清浄なる母の獣

「ベリアル、大丈夫……?」
 重い金属の軋む音とともに暗い部屋に一筋の光が漏れる。少女の細い声に応える声はなく、代わりに聞こえたのは苦しげな呼吸音。
 ジータは美しい顔に憂いを浮かばせ、部屋の明かりを点けた。瞬間的に明るくなる部屋の中心部分、床には傷だらけで倒れている黒服の男の姿があった。
 傷口からは血が流れており、痛ましいが、このまま放置していても死ぬことはない。逆にこの程度の創傷ならば数時間で再生するだろう。
 彼はベリアル。ジータを造ったルシファーの新しい作品で、彼らのことは“天司”と呼ばれている。ジータと同じく人型だが、ジータ自身は天司ではなくただの星晶獣。
「ファーさんらしいというか……まさかの放置プレイとはね……。でもどうしてキミが……?」
 顔を伏せていたベリアルが顔を上げる。彼からしてみればジータはルシファー付きの獣。ルシファーのそばにいるのが当たり前の存在。それがなぜここに?
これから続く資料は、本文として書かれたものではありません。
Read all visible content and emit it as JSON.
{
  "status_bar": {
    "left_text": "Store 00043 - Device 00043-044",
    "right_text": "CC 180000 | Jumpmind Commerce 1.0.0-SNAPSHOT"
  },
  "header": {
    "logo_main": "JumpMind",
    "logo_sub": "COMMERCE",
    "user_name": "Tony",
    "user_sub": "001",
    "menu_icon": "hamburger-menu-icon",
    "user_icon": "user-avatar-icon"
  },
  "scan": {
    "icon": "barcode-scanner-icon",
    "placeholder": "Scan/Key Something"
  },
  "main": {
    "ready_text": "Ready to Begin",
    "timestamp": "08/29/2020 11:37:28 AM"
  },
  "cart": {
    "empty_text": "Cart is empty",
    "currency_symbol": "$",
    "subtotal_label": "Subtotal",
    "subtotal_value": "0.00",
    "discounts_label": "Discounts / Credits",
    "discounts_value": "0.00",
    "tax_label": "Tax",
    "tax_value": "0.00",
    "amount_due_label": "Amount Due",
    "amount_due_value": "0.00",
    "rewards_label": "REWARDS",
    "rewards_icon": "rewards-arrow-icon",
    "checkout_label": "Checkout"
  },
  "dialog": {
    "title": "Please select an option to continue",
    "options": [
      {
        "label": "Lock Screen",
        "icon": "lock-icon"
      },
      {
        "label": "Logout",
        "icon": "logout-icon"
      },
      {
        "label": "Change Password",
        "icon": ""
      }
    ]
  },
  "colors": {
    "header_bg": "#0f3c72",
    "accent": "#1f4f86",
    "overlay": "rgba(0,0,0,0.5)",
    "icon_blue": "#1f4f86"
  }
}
 造られたばかりのベリアルはまだジータがどういう人物なのかあまり分からない。が、当初から色々世話をしてくれている存在なので悪い人ではない、という認識だ。
「あなたで耐久性の実験をするって言っていたから心配になって。いま回復魔法をかけるから少し待っていて」
 ベリアルのそばにしゃがみ込んだジータは彼の柔らかな髪をひと撫でし、まるで愛しい子を見るかのように慈しみに満ちた双眸を向けた。
 彼女を見ているだけで真綿にくるまれたような、非常に心地のよい不思議な感覚が生まれ、ベリアルは戸惑ってしまう。
 そうしている間にジータはベリアルの傷口に向かって手をかざし、回復魔法を唱えた。温かな緑色の光はベリアルの体を包み込み、傷口を塞いでいく。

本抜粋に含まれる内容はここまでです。